Why does C have keywords starting with underscore

C developed and become very popular before it was planned by a standards committee. In consequence, there was a lot of existing code.

When setting a C standard, or updating an old standard, an important goal is not to “break” old code. It is desirable that code that worked with previous compilers continue to work with new versions of the C language.

Introducing a new keyword (or any new definition or meaning of a word) can break old code, since, when compiling, the word will have its new keyword meaning and not the identifier meaning it had with the previous compilers. The code will have to be edited. In addition to the expense of paying people to edit the code, this has a risk of introducing bugs if any mistakes are made.

To deal with this, a rule was made that identifiers starting with underscore were reserved. Making this rule did not break much old software, since most people writing software choose to use identifiers beginning with letters, not underscore. This rule gives the C standard a new ability: By using underscore when adding new keywords or other new meanings for words, it is able to do so without breaking old code, as long as that old code obeyed the rule.

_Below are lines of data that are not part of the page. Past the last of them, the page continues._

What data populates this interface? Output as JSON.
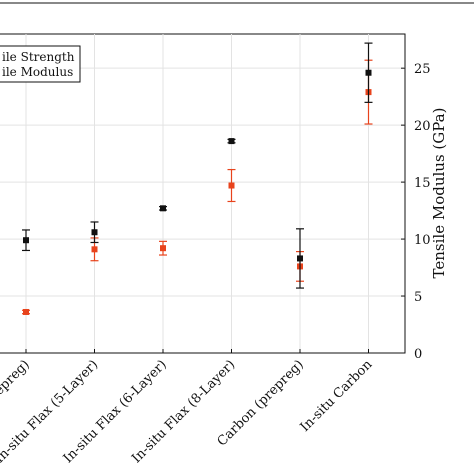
{
  "chart_data": {
    "type": "scatter",
    "categories": [
      "Flax (prepreg)",
      "In-situ Flax (5-Layer)",
      "In-situ Flax (6-Layer)",
      "In-situ Flax (8-Layer)",
      "Carbon (prepreg)",
      "In-situ Carbon"
    ],
    "tick_labels": [
      "prepreg)",
      "In-situ Flax (5-Layer)",
      "In-situ Flax (6-Layer)",
      "In-situ Flax (8-Layer)",
      "Carbon (prepreg)",
      "In-situ Carbon"
    ],
    "ylabel_right": "Tensile Modulus (GPa)",
    "yticks_right": [
      0,
      5,
      10,
      15,
      20,
      25
    ],
    "ylim_right": [
      0,
      28
    ],
    "grid": true,
    "legend_position": "top-left",
    "series": [
      {
        "name": "Tensile Strength",
        "legend_label": "ile Strength",
        "color": "#111111",
        "values": [
          9.9,
          10.6,
          12.7,
          18.6,
          8.3,
          24.6
        ],
        "errors": [
          0.9,
          0.9,
          0.15,
          0.15,
          2.6,
          2.6
        ]
      },
      {
        "name": "Tensile Modulus",
        "legend_label": "ile Modulus",
        "color": "#e8431c",
        "values": [
          3.6,
          9.1,
          9.2,
          14.7,
          7.6,
          22.9
        ],
        "errors": [
          0.15,
          1.0,
          0.6,
          1.4,
          1.3,
          2.8
        ]
      }
    ]
  }
}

New versions of the C standard sometimes introduce new meanings for words that do not begin with an underscore, such as bool. However, these new meanings are generally not introduced in the core language. Rather, they are introduced only in new headers. In making a bool type, the C standard provided a new header, <stdbool.h>. Since old code could not be including <stdbool.h> since it did not exist when the code was written, defining bool in <stdbool.h> would not break old code. At the same time, it gives programmers writing new code the ability to use the new bool feature by including <stdbool.h>.

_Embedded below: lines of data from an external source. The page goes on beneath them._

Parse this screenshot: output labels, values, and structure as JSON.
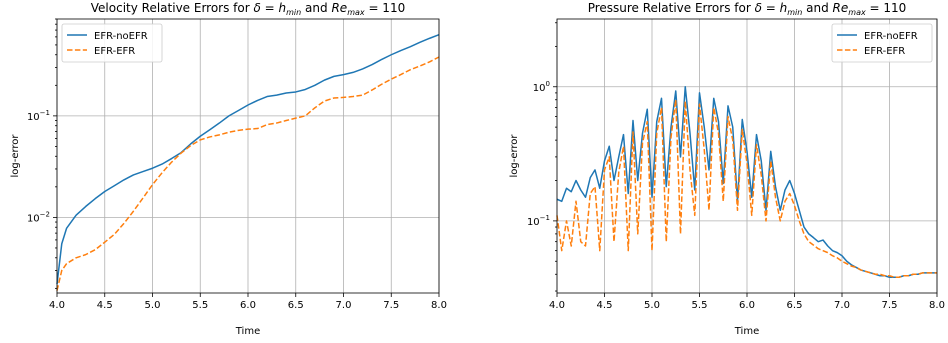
{
  "chart_data": [
    {
      "type": "line",
      "title": "Velocity Relative Errors for δ = h_min and Re_max = 110",
      "title_parts": {
        "pre": "Velocity Relative Errors for ",
        "delta": "δ",
        "eq1": " = ",
        "h": "h",
        "hsub": "min",
        "and": " and ",
        "re": "Re",
        "resub": "max",
        "eq2": " = 110"
      },
      "xlabel": "Time",
      "ylabel": "log-error",
      "xlim": [
        4.0,
        8.0
      ],
      "ylim": [
        0.0018,
        0.9
      ],
      "yscale": "log",
      "grid": true,
      "legend_position": "top-left",
      "x_ticks": [
        "4.0",
        "4.5",
        "5.0",
        "5.5",
        "6.0",
        "6.5",
        "7.0",
        "7.5",
        "8.0"
      ],
      "y_ticks": [
        {
          "value": 0.01,
          "base": "10",
          "exp": "−2"
        },
        {
          "value": 0.1,
          "base": "10",
          "exp": "−1"
        }
      ],
      "series": [
        {
          "name": "EFR-noEFR",
          "color": "#1f77b4",
          "style": "solid",
          "x": [
            4.0,
            4.05,
            4.1,
            4.2,
            4.3,
            4.4,
            4.5,
            4.6,
            4.7,
            4.8,
            4.9,
            5.0,
            5.1,
            5.2,
            5.3,
            5.4,
            5.5,
            5.6,
            5.7,
            5.8,
            5.9,
            6.0,
            6.1,
            6.2,
            6.3,
            6.4,
            6.5,
            6.6,
            6.7,
            6.8,
            6.9,
            7.0,
            7.1,
            7.2,
            7.3,
            7.4,
            7.5,
            7.6,
            7.7,
            7.8,
            7.9,
            8.0
          ],
          "y": [
            0.0022,
            0.0055,
            0.0078,
            0.0105,
            0.0128,
            0.0153,
            0.018,
            0.0205,
            0.0234,
            0.0262,
            0.0283,
            0.0305,
            0.0335,
            0.038,
            0.0435,
            0.053,
            0.063,
            0.073,
            0.085,
            0.1,
            0.113,
            0.128,
            0.142,
            0.155,
            0.16,
            0.168,
            0.172,
            0.182,
            0.2,
            0.225,
            0.245,
            0.255,
            0.268,
            0.29,
            0.32,
            0.36,
            0.4,
            0.44,
            0.48,
            0.53,
            0.58,
            0.63
          ]
        },
        {
          "name": "EFR-EFR",
          "color": "#ff7f0e",
          "style": "dashed",
          "x": [
            4.0,
            4.05,
            4.1,
            4.2,
            4.3,
            4.4,
            4.5,
            4.6,
            4.7,
            4.8,
            4.9,
            5.0,
            5.1,
            5.2,
            5.3,
            5.4,
            5.5,
            5.6,
            5.7,
            5.8,
            5.9,
            6.0,
            6.1,
            6.2,
            6.3,
            6.4,
            6.5,
            6.6,
            6.7,
            6.8,
            6.9,
            7.0,
            7.1,
            7.2,
            7.3,
            7.4,
            7.5,
            7.6,
            7.7,
            7.8,
            7.9,
            8.0
          ],
          "y": [
            0.0019,
            0.003,
            0.0035,
            0.004,
            0.0043,
            0.0048,
            0.0057,
            0.0068,
            0.0087,
            0.0115,
            0.0155,
            0.021,
            0.0275,
            0.035,
            0.043,
            0.051,
            0.058,
            0.062,
            0.065,
            0.069,
            0.072,
            0.074,
            0.075,
            0.082,
            0.085,
            0.09,
            0.095,
            0.1,
            0.12,
            0.14,
            0.15,
            0.152,
            0.155,
            0.16,
            0.18,
            0.205,
            0.23,
            0.255,
            0.285,
            0.31,
            0.34,
            0.38
          ]
        }
      ]
    },
    {
      "type": "line",
      "title": "Pressure Relative Errors for δ = h_min and Re_max = 110",
      "title_parts": {
        "pre": "Pressure Relative Errors for ",
        "delta": "δ",
        "eq1": " = ",
        "h": "h",
        "hsub": "min",
        "and": " and ",
        "re": "Re",
        "resub": "max",
        "eq2": " = 110"
      },
      "xlabel": "Time",
      "ylabel": "log-error",
      "xlim": [
        4.0,
        8.0
      ],
      "ylim": [
        0.029,
        3.2
      ],
      "yscale": "log",
      "grid": true,
      "legend_position": "top-right",
      "x_ticks": [
        "4.0",
        "4.5",
        "5.0",
        "5.5",
        "6.0",
        "6.5",
        "7.0",
        "7.5",
        "8.0"
      ],
      "y_ticks": [
        {
          "value": 0.1,
          "base": "10",
          "exp": "−1"
        },
        {
          "value": 1.0,
          "base": "10",
          "exp": "0"
        }
      ],
      "series": [
        {
          "name": "EFR-noEFR",
          "color": "#1f77b4",
          "style": "solid",
          "x": [
            4.0,
            4.05,
            4.1,
            4.15,
            4.2,
            4.25,
            4.3,
            4.35,
            4.4,
            4.45,
            4.5,
            4.55,
            4.6,
            4.65,
            4.7,
            4.75,
            4.8,
            4.85,
            4.9,
            4.95,
            5.0,
            5.05,
            5.1,
            5.15,
            5.2,
            5.25,
            5.3,
            5.35,
            5.4,
            5.45,
            5.5,
            5.55,
            5.6,
            5.65,
            5.7,
            5.75,
            5.8,
            5.85,
            5.9,
            5.95,
            6.0,
            6.05,
            6.1,
            6.15,
            6.2,
            6.25,
            6.3,
            6.35,
            6.4,
            6.45,
            6.5,
            6.55,
            6.6,
            6.65,
            6.7,
            6.75,
            6.8,
            6.85,
            6.9,
            6.95,
            7.0,
            7.05,
            7.1,
            7.15,
            7.2,
            7.25,
            7.3,
            7.35,
            7.4,
            7.45,
            7.5,
            7.55,
            7.6,
            7.65,
            7.7,
            7.75,
            7.8,
            7.85,
            7.9,
            7.95,
            8.0
          ],
          "y": [
            0.145,
            0.14,
            0.175,
            0.165,
            0.2,
            0.17,
            0.15,
            0.21,
            0.24,
            0.175,
            0.28,
            0.36,
            0.2,
            0.3,
            0.44,
            0.16,
            0.56,
            0.2,
            0.45,
            0.68,
            0.15,
            0.55,
            0.82,
            0.18,
            0.5,
            0.93,
            0.3,
            1.0,
            0.45,
            0.17,
            0.9,
            0.5,
            0.24,
            0.82,
            0.55,
            0.19,
            0.72,
            0.5,
            0.14,
            0.57,
            0.33,
            0.15,
            0.44,
            0.28,
            0.12,
            0.33,
            0.18,
            0.12,
            0.17,
            0.2,
            0.16,
            0.12,
            0.09,
            0.08,
            0.075,
            0.07,
            0.072,
            0.065,
            0.06,
            0.058,
            0.055,
            0.05,
            0.047,
            0.045,
            0.043,
            0.042,
            0.041,
            0.04,
            0.039,
            0.039,
            0.038,
            0.038,
            0.038,
            0.039,
            0.039,
            0.04,
            0.04,
            0.041,
            0.041,
            0.041,
            0.041
          ]
        },
        {
          "name": "EFR-EFR",
          "color": "#ff7f0e",
          "style": "dashed",
          "x": [
            4.0,
            4.05,
            4.1,
            4.15,
            4.2,
            4.25,
            4.3,
            4.35,
            4.4,
            4.45,
            4.5,
            4.55,
            4.6,
            4.65,
            4.7,
            4.75,
            4.8,
            4.85,
            4.9,
            4.95,
            5.0,
            5.05,
            5.1,
            5.15,
            5.2,
            5.25,
            5.3,
            5.35,
            5.4,
            5.45,
            5.5,
            5.55,
            5.6,
            5.65,
            5.7,
            5.75,
            5.8,
            5.85,
            5.9,
            5.95,
            6.0,
            6.05,
            6.1,
            6.15,
            6.2,
            6.25,
            6.3,
            6.35,
            6.4,
            6.45,
            6.5,
            6.55,
            6.6,
            6.65,
            6.7,
            6.75,
            6.8,
            6.85,
            6.9,
            6.95,
            7.0,
            7.05,
            7.1,
            7.15,
            7.2,
            7.25,
            7.3,
            7.35,
            7.4,
            7.45,
            7.5,
            7.55,
            7.6,
            7.65,
            7.7,
            7.75,
            7.8,
            7.85,
            7.9,
            7.95,
            8.0
          ],
          "y": [
            0.11,
            0.06,
            0.1,
            0.065,
            0.14,
            0.07,
            0.065,
            0.16,
            0.18,
            0.06,
            0.24,
            0.3,
            0.07,
            0.23,
            0.36,
            0.06,
            0.46,
            0.08,
            0.38,
            0.55,
            0.06,
            0.45,
            0.7,
            0.07,
            0.42,
            0.8,
            0.08,
            0.78,
            0.24,
            0.11,
            0.74,
            0.34,
            0.12,
            0.7,
            0.45,
            0.14,
            0.6,
            0.4,
            0.12,
            0.48,
            0.27,
            0.11,
            0.37,
            0.22,
            0.1,
            0.28,
            0.15,
            0.1,
            0.14,
            0.16,
            0.13,
            0.1,
            0.08,
            0.07,
            0.066,
            0.062,
            0.06,
            0.058,
            0.055,
            0.053,
            0.05,
            0.048,
            0.046,
            0.045,
            0.043,
            0.042,
            0.041,
            0.04,
            0.04,
            0.039,
            0.039,
            0.038,
            0.038,
            0.039,
            0.039,
            0.04,
            0.04,
            0.041,
            0.041,
            0.041,
            0.041
          ]
        }
      ]
    }
  ]
}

Eric and Clifford has provided good answers, but I add a quote from the C11 standard to support it.

  • All identifiers that begin with an underscore and either an uppercase letter or another underscore are always reserved for any use.
  • All identifiers that begin with an underscore are always reserved for use as identifiers with file scope in both the ordinary and tag name spaces.

https://port70.net/~nsz/c/c11/n1570.html#7.1.3

One might also consider this:

Typedef names beginning with int or uint and ending with _t may be added to the types defined in the stdint.h header. Macro names beginning with INT or UINT and ending with _MAX, _MIN, or _C may be added to the macros defined in the stdint.h header.

https://port70.net/~nsz/c/c11/n1570.html#7.31.10p1


In the standard, any name that begins with a double underscore or an underscore followed by an uppercase letter is reserved. This is useful because C lacks named namespaces. By reserving all such symbols, new and implementation specific keywords can be introduced to the language without clashing with symbols defined in existing code.

The macros such as bool and static_assert are "convenience macros", they allow you to use the reserved keyword symbols without the underscores and capitals at the small risk of a name clash. However they provide a means to resolve a name clash because unlike a keyword, and macro may be #undefined, or the header that defines it excluded and the internal keyword used directly. Moreover unmodified legacy code will not be broken because by definition it will not include the headers that did not exist at the time of writing

The unadorned keywords have been defined in the language since the language's inception (with the exception of inline and restrict defined since C99), so will not cause a conflict with legacy code symbols. All _Xxxx keywords have been defined at or since C99.

Unlike many languages in common use today, C has been around since the 1970's and standardised since 1989 - there is a huge amount of existing code that must remain compilable on modern compilers while at the same time the language cannot remain unchanged - if it did it might no longer be in such common use.